After giving effect to the Additional Advance, approximately $108.1 million of the loan under the Amended Loan Agreement, which as of closing is held by Cascade, is structured as a “first out” tranche evidenced by promissory note “A” (“Note A”) and bears interest at LIBOR plus 6.50% per annum. The remainder of the loan under the Amended Loan Agreement is evidenced by promissory note “B” (“Note B”), which as of closing is held by JPP and bears interest at LIBOR plus 9.00% per annum.
The Amendment Date Advance Borrowers paid approximately $0.4 million in upfront fees to the Lenders in connection with the Additional Advance. In addition, to the extent any portion of the loan evidenced by Note A remains outstanding on March 12, 2019, the Borrowers must pay the Lenders holding Note A an additional fee of 1.00% of the principal amount outstanding under Note A as of such date (the “Delayed Origination Fee”), and to the extent any portion of the loan evidenced by Note A remains outstanding on September 12, 2019, the Borrowers must pay the Lenders holding Note A an additional fee of 2.00% of the principal amount outstanding under Note A as of such date (the “Second Delayed Origination Fee”).
The Borrowers have the right, at any time prior to October 15, 2018, to request an additional advance under the Amended Loan Agreement in an amount not to exceed $50.0 million. The making of any such additional advance and the amount thereof shall be subject to the Lenders’ sole discretion and the payment of an origination fee equal to 0.5% of the amount so advanced. If no such additional advance is made, or if an additional advance is made in an amount less than $50.0 million, the Lenders shall reasonably promptly release their liens on certain of the New Properties.

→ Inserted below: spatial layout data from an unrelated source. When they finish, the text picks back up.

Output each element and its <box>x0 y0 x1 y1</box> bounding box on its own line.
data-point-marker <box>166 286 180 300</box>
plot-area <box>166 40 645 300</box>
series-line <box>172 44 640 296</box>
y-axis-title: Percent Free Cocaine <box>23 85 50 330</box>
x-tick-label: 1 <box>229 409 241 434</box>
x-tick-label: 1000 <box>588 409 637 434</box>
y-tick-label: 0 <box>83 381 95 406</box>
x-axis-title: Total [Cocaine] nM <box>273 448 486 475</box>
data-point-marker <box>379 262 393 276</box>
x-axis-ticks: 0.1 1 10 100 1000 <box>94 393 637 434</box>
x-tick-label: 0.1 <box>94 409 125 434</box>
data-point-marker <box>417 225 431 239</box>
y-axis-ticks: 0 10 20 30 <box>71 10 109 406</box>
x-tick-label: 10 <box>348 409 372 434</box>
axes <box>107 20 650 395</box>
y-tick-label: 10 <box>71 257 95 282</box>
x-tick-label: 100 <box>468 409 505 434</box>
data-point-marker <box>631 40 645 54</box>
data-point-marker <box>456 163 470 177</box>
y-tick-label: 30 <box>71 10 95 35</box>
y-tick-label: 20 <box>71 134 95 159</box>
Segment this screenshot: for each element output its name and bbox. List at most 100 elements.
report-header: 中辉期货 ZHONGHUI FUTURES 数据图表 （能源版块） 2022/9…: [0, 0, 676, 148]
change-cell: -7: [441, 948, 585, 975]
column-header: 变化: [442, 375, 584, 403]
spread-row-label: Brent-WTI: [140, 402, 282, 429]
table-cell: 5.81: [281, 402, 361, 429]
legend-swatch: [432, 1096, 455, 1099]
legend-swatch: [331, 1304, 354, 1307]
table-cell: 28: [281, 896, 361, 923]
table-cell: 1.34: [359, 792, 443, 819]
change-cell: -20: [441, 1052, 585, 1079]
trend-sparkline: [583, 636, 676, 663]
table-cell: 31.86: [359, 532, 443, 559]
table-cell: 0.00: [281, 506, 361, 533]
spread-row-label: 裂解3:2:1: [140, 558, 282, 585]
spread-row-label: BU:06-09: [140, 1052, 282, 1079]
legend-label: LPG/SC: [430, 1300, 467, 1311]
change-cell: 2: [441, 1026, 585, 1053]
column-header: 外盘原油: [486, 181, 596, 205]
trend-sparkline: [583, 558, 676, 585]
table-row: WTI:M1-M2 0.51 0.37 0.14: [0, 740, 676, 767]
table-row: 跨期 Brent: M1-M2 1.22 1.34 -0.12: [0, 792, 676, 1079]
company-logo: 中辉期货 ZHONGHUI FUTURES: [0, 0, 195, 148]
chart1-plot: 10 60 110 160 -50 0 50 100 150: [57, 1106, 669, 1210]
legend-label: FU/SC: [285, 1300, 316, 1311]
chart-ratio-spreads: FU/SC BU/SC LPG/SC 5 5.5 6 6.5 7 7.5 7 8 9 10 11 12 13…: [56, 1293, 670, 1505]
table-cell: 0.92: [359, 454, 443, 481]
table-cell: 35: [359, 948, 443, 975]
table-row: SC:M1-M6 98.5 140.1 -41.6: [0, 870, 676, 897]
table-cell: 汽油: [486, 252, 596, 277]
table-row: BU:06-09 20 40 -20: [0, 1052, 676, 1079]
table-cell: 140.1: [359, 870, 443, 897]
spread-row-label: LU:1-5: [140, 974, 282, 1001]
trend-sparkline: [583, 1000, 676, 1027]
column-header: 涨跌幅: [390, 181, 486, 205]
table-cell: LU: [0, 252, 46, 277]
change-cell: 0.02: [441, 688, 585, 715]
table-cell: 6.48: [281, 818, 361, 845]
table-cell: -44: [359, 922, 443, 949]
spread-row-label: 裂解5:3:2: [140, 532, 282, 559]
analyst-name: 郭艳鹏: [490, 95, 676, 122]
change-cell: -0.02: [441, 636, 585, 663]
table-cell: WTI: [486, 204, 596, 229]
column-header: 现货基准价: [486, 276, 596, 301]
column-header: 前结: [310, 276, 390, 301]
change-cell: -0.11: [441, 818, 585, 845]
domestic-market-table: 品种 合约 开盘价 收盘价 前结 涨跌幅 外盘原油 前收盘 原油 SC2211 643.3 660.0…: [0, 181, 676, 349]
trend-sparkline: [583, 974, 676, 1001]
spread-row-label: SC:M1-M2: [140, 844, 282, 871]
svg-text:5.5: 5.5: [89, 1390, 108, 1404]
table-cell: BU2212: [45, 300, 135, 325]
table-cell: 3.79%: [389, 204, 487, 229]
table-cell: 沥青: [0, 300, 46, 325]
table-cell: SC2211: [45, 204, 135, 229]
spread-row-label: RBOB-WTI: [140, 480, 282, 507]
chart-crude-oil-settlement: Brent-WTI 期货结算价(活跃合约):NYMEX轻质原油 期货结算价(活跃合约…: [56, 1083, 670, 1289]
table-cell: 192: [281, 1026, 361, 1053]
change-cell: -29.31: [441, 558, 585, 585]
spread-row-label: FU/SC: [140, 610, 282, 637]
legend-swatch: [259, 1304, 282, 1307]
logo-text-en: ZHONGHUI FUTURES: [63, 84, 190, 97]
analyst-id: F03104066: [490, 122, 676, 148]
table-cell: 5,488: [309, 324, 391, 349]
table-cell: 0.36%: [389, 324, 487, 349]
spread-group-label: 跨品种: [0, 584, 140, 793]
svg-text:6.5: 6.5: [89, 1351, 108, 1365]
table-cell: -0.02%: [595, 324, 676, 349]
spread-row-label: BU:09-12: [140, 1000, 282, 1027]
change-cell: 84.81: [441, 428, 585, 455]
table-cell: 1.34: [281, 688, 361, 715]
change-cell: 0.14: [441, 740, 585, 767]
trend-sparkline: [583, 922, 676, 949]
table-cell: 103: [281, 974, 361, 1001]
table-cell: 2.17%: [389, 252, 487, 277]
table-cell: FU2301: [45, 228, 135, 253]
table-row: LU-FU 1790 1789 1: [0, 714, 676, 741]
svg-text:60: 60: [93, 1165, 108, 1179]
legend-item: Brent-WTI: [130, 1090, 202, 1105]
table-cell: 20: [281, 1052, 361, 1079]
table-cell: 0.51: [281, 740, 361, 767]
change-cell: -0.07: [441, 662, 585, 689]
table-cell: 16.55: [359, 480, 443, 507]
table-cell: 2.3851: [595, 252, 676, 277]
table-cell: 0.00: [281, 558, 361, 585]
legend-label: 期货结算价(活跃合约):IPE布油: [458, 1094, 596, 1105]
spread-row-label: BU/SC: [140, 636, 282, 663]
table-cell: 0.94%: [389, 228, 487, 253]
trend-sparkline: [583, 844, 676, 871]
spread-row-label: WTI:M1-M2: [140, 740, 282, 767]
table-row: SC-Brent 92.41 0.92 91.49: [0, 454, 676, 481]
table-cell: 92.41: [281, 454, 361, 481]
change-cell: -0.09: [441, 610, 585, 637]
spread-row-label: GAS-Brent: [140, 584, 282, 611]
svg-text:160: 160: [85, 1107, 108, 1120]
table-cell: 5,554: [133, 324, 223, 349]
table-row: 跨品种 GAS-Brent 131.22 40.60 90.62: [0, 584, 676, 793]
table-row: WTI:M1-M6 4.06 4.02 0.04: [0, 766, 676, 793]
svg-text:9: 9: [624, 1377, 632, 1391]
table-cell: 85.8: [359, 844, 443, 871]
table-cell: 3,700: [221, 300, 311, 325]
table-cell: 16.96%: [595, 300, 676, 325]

To the extent permitted under other debt of the Company or its affiliates, the loan under the Amended Loan Agreement may be prepaid at any time in whole or in part, without penalty or premium. The Borrowers are required to apply the net proceeds of the sale of any real property collateral to repay the loan. Any such prepayments or repayments will be applied first to Note A until Note A is repaid in full, and then to Note B; provided, that the holder of Note A shall have the right to waive any such prepayment or repayment (other than in connection with a repayment of the Loan in full at maturity or any other prepayment in full or repayment in full of the Loan), in which case (x) such prepayment or repayment shall be applied to Note B and (y) such amount shall reduce the principal amount of indebtedness deemed outstanding under Note A solely for the purpose of calculating the Delayed Origination Fee and the Second Delayed Origination Fee.